The effect of rTMS treatments on the expression levels of BDNF, NT-3, and NT-4 in sera from healthy human subjects. a. A representative blot showing the Western analysis of the effect of sham and rTMS treatments on BDNF, NT-3, NT-4, and albumin levels in sera prepared from blood drawn from human volunteers on 1 d prior to (1pr) or after (1po) and 5 d after (5po) treatments. b. Normalized densitometric quantification data with albumin showing the effect of sham and rTMS treatments on BDNF, NT-3, and NT-4 levels in sera.
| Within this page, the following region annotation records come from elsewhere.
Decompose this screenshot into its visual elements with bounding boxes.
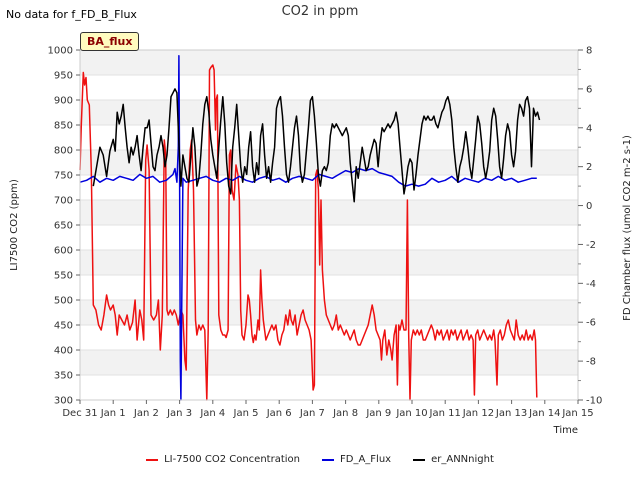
x-tick-label: Jan 1: [100, 408, 126, 419]
legend-label-li7500: LI-7500 CO2 Concentration: [164, 454, 300, 465]
x-tick-label: Jan 7: [299, 408, 325, 419]
y2-tick-label: -2: [586, 240, 596, 251]
y2-tick-label: 8: [586, 46, 592, 57]
y2-tick-label: 0: [586, 201, 592, 212]
series-line-fd-a-flux: [79, 55, 537, 401]
background-band: [80, 350, 578, 375]
x-tick-label: Jan 15: [561, 408, 593, 419]
y-tick-label: 750: [54, 171, 73, 182]
y-tick-label: 1000: [48, 46, 73, 57]
y2-tick-label: -6: [586, 318, 596, 329]
y-tick-labels: 300 350 400 450 500 550 600 650 700 750 800 850 900 9…: [48, 46, 80, 407]
y2-tick-label: 2: [586, 162, 592, 173]
y2-tick-label: -4: [586, 279, 596, 290]
y-tick-label: 350: [54, 371, 73, 382]
x-tick-label: Dec 31: [62, 408, 97, 419]
x-tick-labels: Dec 31 Jan 1 Jan 2 Jan 3 Jan 4 Jan 5 Jan 6 Jan …: [62, 400, 594, 419]
background-band: [80, 50, 578, 75]
legend-label-fd-a-flux: FD_A_Flux: [340, 454, 392, 465]
x-tick-label: Jan 2: [133, 408, 159, 419]
legend-item-fd-a-flux: FD_A_Flux: [322, 454, 391, 465]
y-tick-label: 850: [54, 121, 73, 132]
y-tick-label: 650: [54, 221, 73, 232]
x-tick-label: Jan 12: [462, 408, 494, 419]
x-axis-label: Time: [553, 425, 578, 436]
x-tick-label: Jan 6: [266, 408, 292, 419]
x-tick-label: Jan 4: [199, 408, 225, 419]
x-tick-label: Jan 8: [332, 408, 358, 419]
y-tick-label: 550: [54, 271, 73, 282]
series-line-er-annnight: [92, 88, 541, 203]
chart-title: CO2 in ppm: [281, 4, 359, 19]
series-layer: [79, 55, 541, 401]
y-tick-label: 950: [54, 71, 73, 82]
background-band: [80, 250, 578, 275]
y-tick-label: 300: [54, 396, 73, 407]
x-tick-label: Jan 11: [429, 408, 461, 419]
y-tick-label: 450: [54, 321, 73, 332]
no-data-note: No data for f_FD_B_Flux: [6, 8, 137, 21]
x-tick-label: Jan 13: [495, 408, 527, 419]
y2-tick-label: -8: [586, 357, 596, 368]
y-tick-label: 900: [54, 96, 73, 107]
y2-tick-labels: -10 -8 -6 -4 -2 0 2 4 6 8: [578, 46, 602, 407]
legend-item-er-annnight: er_ANNnight: [413, 454, 494, 465]
background-band: [80, 200, 578, 225]
x-tick-label: Jan 14: [528, 408, 560, 419]
y-tick-label: 700: [54, 196, 73, 207]
x-tick-label: Jan 9: [365, 408, 391, 419]
legend-item-li7500: LI-7500 CO2 Concentration: [146, 454, 300, 465]
y2-tick-label: 4: [586, 123, 592, 134]
x-tick-label: Jan 5: [233, 408, 259, 419]
y-tick-label: 500: [54, 296, 73, 307]
y-tick-label: 400: [54, 346, 73, 357]
y-tick-label: 600: [54, 246, 73, 257]
y2-axis-label: FD Chamber flux (umol CO2 m-2 s-1): [622, 135, 633, 321]
legend: LI-7500 CO2 Concentration FD_A_Flux er_A…: [0, 454, 640, 465]
y-axis-label: LI7500 CO2 (ppm): [9, 179, 20, 271]
background-band: [80, 100, 578, 125]
y2-tick-label: -10: [586, 396, 602, 407]
y-tick-label: 800: [54, 146, 73, 157]
y2-tick-label: 6: [586, 84, 592, 95]
x-tick-label: Jan 3: [166, 408, 192, 419]
legend-swatch-er-annnight: [413, 458, 426, 461]
legend-swatch-fd-a-flux: [322, 458, 334, 461]
legend-swatch-li7500: [146, 458, 159, 461]
ba-flux-badge: BA_flux: [80, 32, 140, 51]
series-line-li-7500-co2-concentration: [79, 64, 538, 401]
legend-label-er-annnight: er_ANNnight: [431, 454, 494, 465]
x-tick-label: Jan 10: [395, 408, 427, 419]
The densitometric quantification was done on five subjects who completed all sham and rTMS sessions. Data are means ± SEM of the ratio of the optical intensities of the BDNF, NT-3, or NT-4 to the albumin band. *p < 0.01 versus respective level in each of three conditions (1pr, 1po, or 5po) in the sham control group by a two-tailed Student's t test.